Vendors will also have to find the right incentives (the most obvious being money) to develop tests, but vendors, like labs, can also be hamstrung by shifting trends. Dr. Delaney reports Toronto has seen a tremendous, sustained rise in fluorofentanyls this spring. “It came out of nowhere,” she says. But that doesn’t mean it will continue, or that it will make sense for manufacturers to develop a test. On the other hand, the longstanding presence of fentanyl should induce test development for this substance. “There’s a real demand to make that available on confirmatory or mass-spectrometry–based testing, which might be a little easier to optimize and develop.”
The rapid fluctuations in the unregulated drug supply put another burden on laboratories: They have to work even harder than usual to justify the need for new tests, Dr. Delaney says. “You have to build a case for putting the time and energy and money into building a new method for xylazine, for instance. And even if something’s in the drug supply, you have to weigh the pros and cons of implementing testing.”
It’s a conversation she has regularly with clinical colleagues. “Sometimes clinicians will say, ‘We need this,’ but not understand just how dynamic the drug supply is.” The only way to possibly keep up, she says, is to have strong relationships with the providers who use the urine drug screen and to meet with them often. “It’s a challenging dance.”
Dr. Delaney and colleagues have looked at trending positivity rates for various substances over several years, hoping to use the data to decide what to remove from the test menu. It sounds like a good idea, but in practice it may not provide clear-cut answers.
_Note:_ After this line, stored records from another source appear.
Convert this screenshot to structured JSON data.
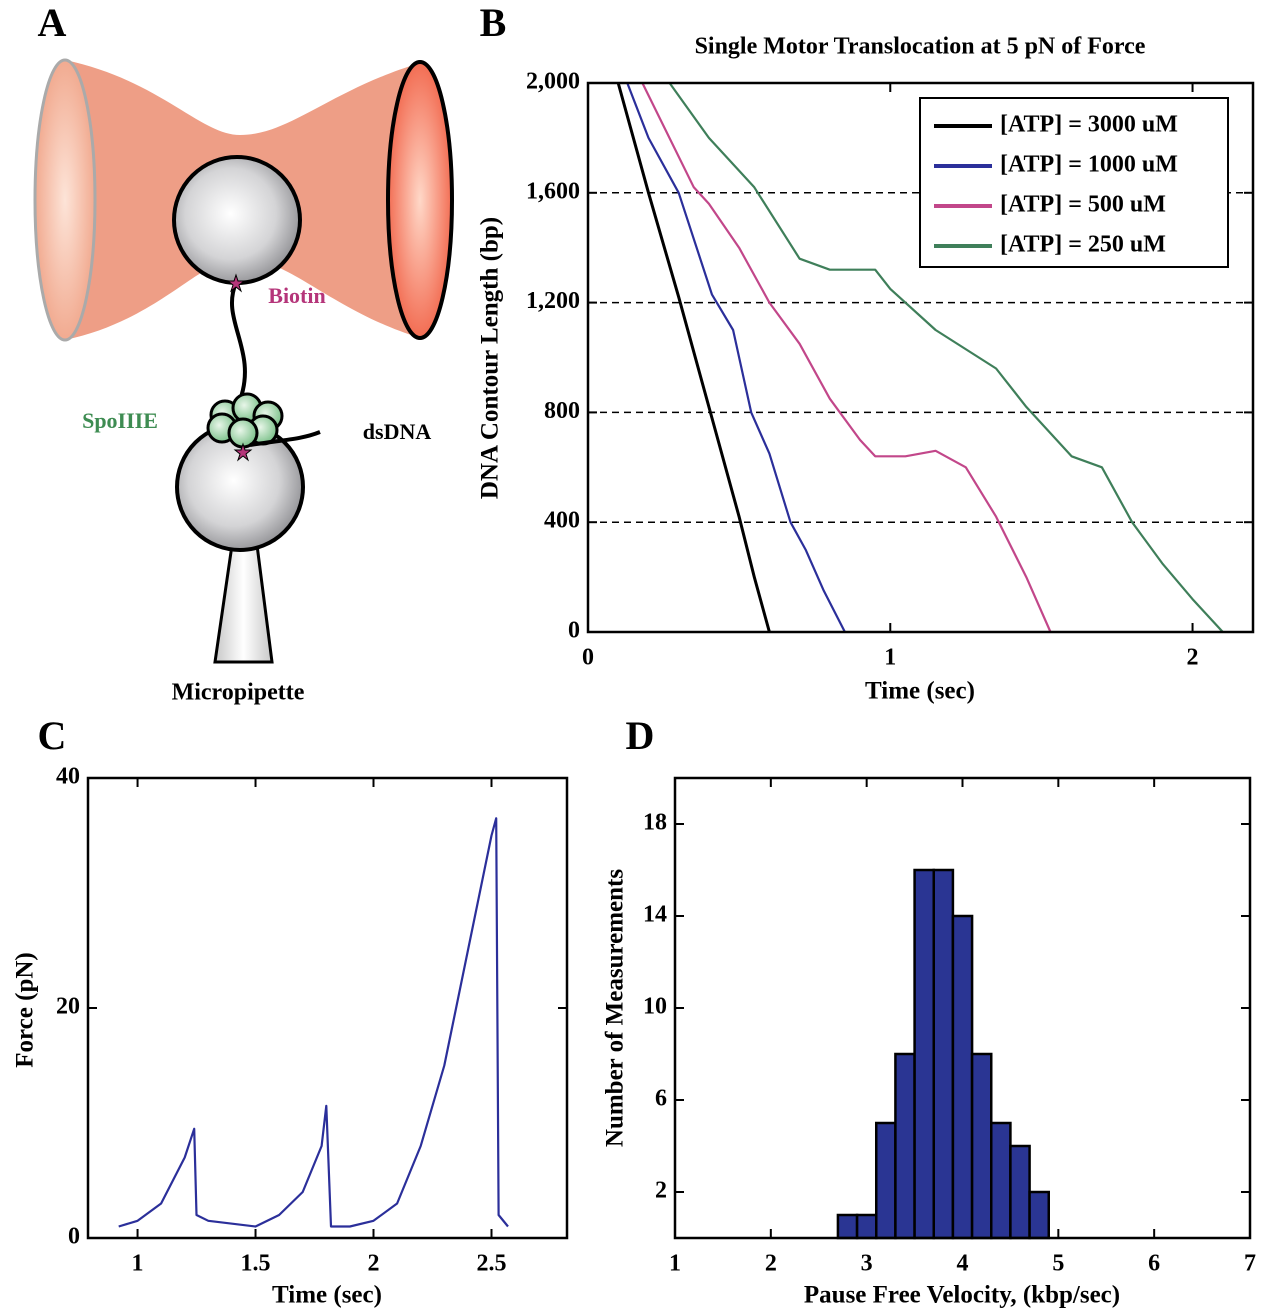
{
  "diagram": {
    "label": "A",
    "biotin": "Biotin",
    "spoiiie": "SpoIIIE",
    "dsdna": "dsDNA",
    "micropipette": "Micropipette"
  },
  "chart_data": [
    {
      "type": "line",
      "label": "B",
      "title": "Single Motor Translocation at 5 pN of Force",
      "xlabel": "Time (sec)",
      "ylabel": "DNA Contour Length (bp)",
      "xlim": [
        0,
        2.2
      ],
      "xticks": [
        0,
        1,
        2
      ],
      "ylim": [
        0,
        2000
      ],
      "yticks": [
        0,
        400,
        800,
        {
          "value": 1200,
          "label": "1,200"
        },
        {
          "value": 1600,
          "label": "1,600"
        },
        {
          "value": 2000,
          "label": "2,000"
        }
      ],
      "grid": true,
      "legend": "upper right",
      "series": [
        {
          "name": "[ATP] = 3000 uM",
          "color": "#000000",
          "x": [
            0.1,
            0.2,
            0.3,
            0.4,
            0.5,
            0.55,
            0.6
          ],
          "values": [
            2000,
            1600,
            1220,
            820,
            420,
            200,
            0
          ]
        },
        {
          "name": "[ATP] = 1000 uM",
          "color": "#2b2f9a",
          "x": [
            0.13,
            0.2,
            0.3,
            0.41,
            0.48,
            0.54,
            0.6,
            0.67,
            0.72,
            0.78,
            0.85
          ],
          "values": [
            2000,
            1800,
            1600,
            1230,
            1100,
            800,
            650,
            400,
            300,
            150,
            0
          ]
        },
        {
          "name": "[ATP] = 500 uM",
          "color": "#c2478a",
          "x": [
            0.18,
            0.35,
            0.4,
            0.5,
            0.6,
            0.7,
            0.8,
            0.9,
            0.95,
            1.05,
            1.15,
            1.25,
            1.35,
            1.45,
            1.53
          ],
          "values": [
            2000,
            1620,
            1560,
            1400,
            1200,
            1050,
            850,
            700,
            640,
            640,
            660,
            600,
            420,
            200,
            0
          ]
        },
        {
          "name": "[ATP] = 250 uM",
          "color": "#3f7f5a",
          "x": [
            0.27,
            0.4,
            0.55,
            0.7,
            0.8,
            0.95,
            1.0,
            1.15,
            1.35,
            1.45,
            1.6,
            1.7,
            1.8,
            1.9,
            2.0,
            2.1
          ],
          "values": [
            2000,
            1800,
            1620,
            1360,
            1320,
            1320,
            1250,
            1100,
            960,
            820,
            640,
            600,
            400,
            250,
            120,
            0
          ]
        }
      ]
    },
    {
      "type": "line",
      "label": "C",
      "xlabel": "Time (sec)",
      "ylabel": "Force (pN)",
      "xlim": [
        0.79,
        2.82
      ],
      "xticks": [
        1,
        1.5,
        2,
        2.5
      ],
      "ylim": [
        0,
        40
      ],
      "yticks": [
        0,
        20,
        40
      ],
      "grid": false,
      "series": [
        {
          "color": "#2b2f9a",
          "x": [
            0.92,
            1.0,
            1.1,
            1.2,
            1.24,
            1.25,
            1.3,
            1.5,
            1.6,
            1.7,
            1.78,
            1.8,
            1.82,
            1.9,
            2.0,
            2.1,
            2.2,
            2.3,
            2.4,
            2.5,
            2.52,
            2.53,
            2.57
          ],
          "values": [
            1,
            1.5,
            3,
            7,
            9.5,
            2,
            1.5,
            1,
            2,
            4,
            8,
            11.5,
            1,
            1,
            1.5,
            3,
            8,
            15,
            25,
            35,
            36.5,
            2,
            1
          ]
        }
      ]
    },
    {
      "type": "histogram",
      "label": "D",
      "xlabel": "Pause Free Velocity, (kbp/sec)",
      "ylabel": "Number of Measurements",
      "xlim": [
        1,
        7
      ],
      "xticks": [
        1,
        2,
        3,
        4,
        5,
        6,
        7
      ],
      "ylim": [
        0,
        20
      ],
      "yticks": [
        2,
        6,
        10,
        14,
        18
      ],
      "grid": false,
      "color": "#2a3593",
      "bins": [
        2.7,
        2.9,
        3.1,
        3.3,
        3.5,
        3.7,
        3.9,
        4.1,
        4.3,
        4.5,
        4.7,
        4.9
      ],
      "values": [
        1,
        1,
        5,
        8,
        16,
        16,
        14,
        8,
        5,
        4,
        2
      ]
    }
  ]
}
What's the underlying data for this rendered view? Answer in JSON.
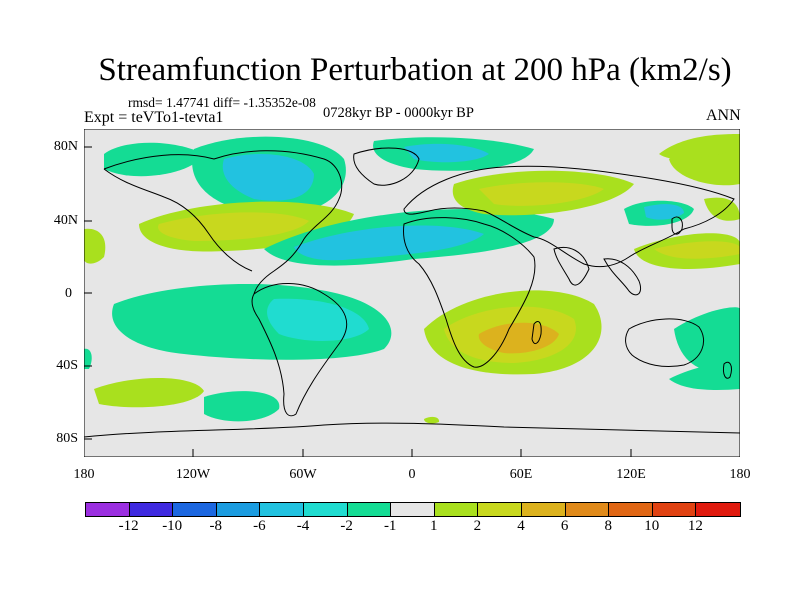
{
  "title": "Streamfunction Perturbation at 200 hPa (km2/s)",
  "stats": {
    "rmsd_text": "rmsd= 1.47741 diff= -1.35352e-08"
  },
  "experiment": "Expt = teVTo1-tevta1",
  "period": "0728kyr BP - 0000kyr BP",
  "season": "ANN",
  "colors": {
    "neutral": "#e6e6e6",
    "coast": "#000000",
    "levels": [
      "#9b2fe0",
      "#3f2ae0",
      "#1c67e0",
      "#1b9ce0",
      "#22c2e0",
      "#20dcd0",
      "#14dc94",
      "#e6e6e6",
      "#a9e01e",
      "#c8d81e",
      "#dcb21e",
      "#e08a1a",
      "#e06614",
      "#e04212",
      "#e01a0e"
    ]
  },
  "lat_labels": [
    "80N",
    "40N",
    "0",
    "40S",
    "80S"
  ],
  "lon_labels": [
    "180",
    "120W",
    "60W",
    "0",
    "60E",
    "120E",
    "180"
  ],
  "colorbar_labels": [
    "-12",
    "-10",
    "-8",
    "-6",
    "-4",
    "-2",
    "-1",
    "1",
    "2",
    "4",
    "6",
    "8",
    "10",
    "12"
  ],
  "map_regions": [
    {
      "name": "north-america-negative",
      "level": 4
    },
    {
      "name": "north-atlantic-positive",
      "level": 9
    },
    {
      "name": "tropical-atlantic-negative",
      "level": 4
    },
    {
      "name": "south-indian-positive",
      "level": 11
    },
    {
      "name": "eurasia-positive",
      "level": 9
    },
    {
      "name": "east-asia-negative",
      "level": 4
    },
    {
      "name": "south-america-negative",
      "level": 5
    },
    {
      "name": "south-pacific-positive",
      "level": 8
    }
  ]
}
Depending on the substance, “you could say, ‘We haven’t seen it in six months—we’re going to remove it from our method.’ But then it will come up and have sustained presentation for another six months.” It’s nearly impossible to predict whether a drug will return, Dr. Delaney says.
With no bright and shiny CSI technology forthcoming, laboratories will need to figure out for themselves how to update their test menus for each methodology.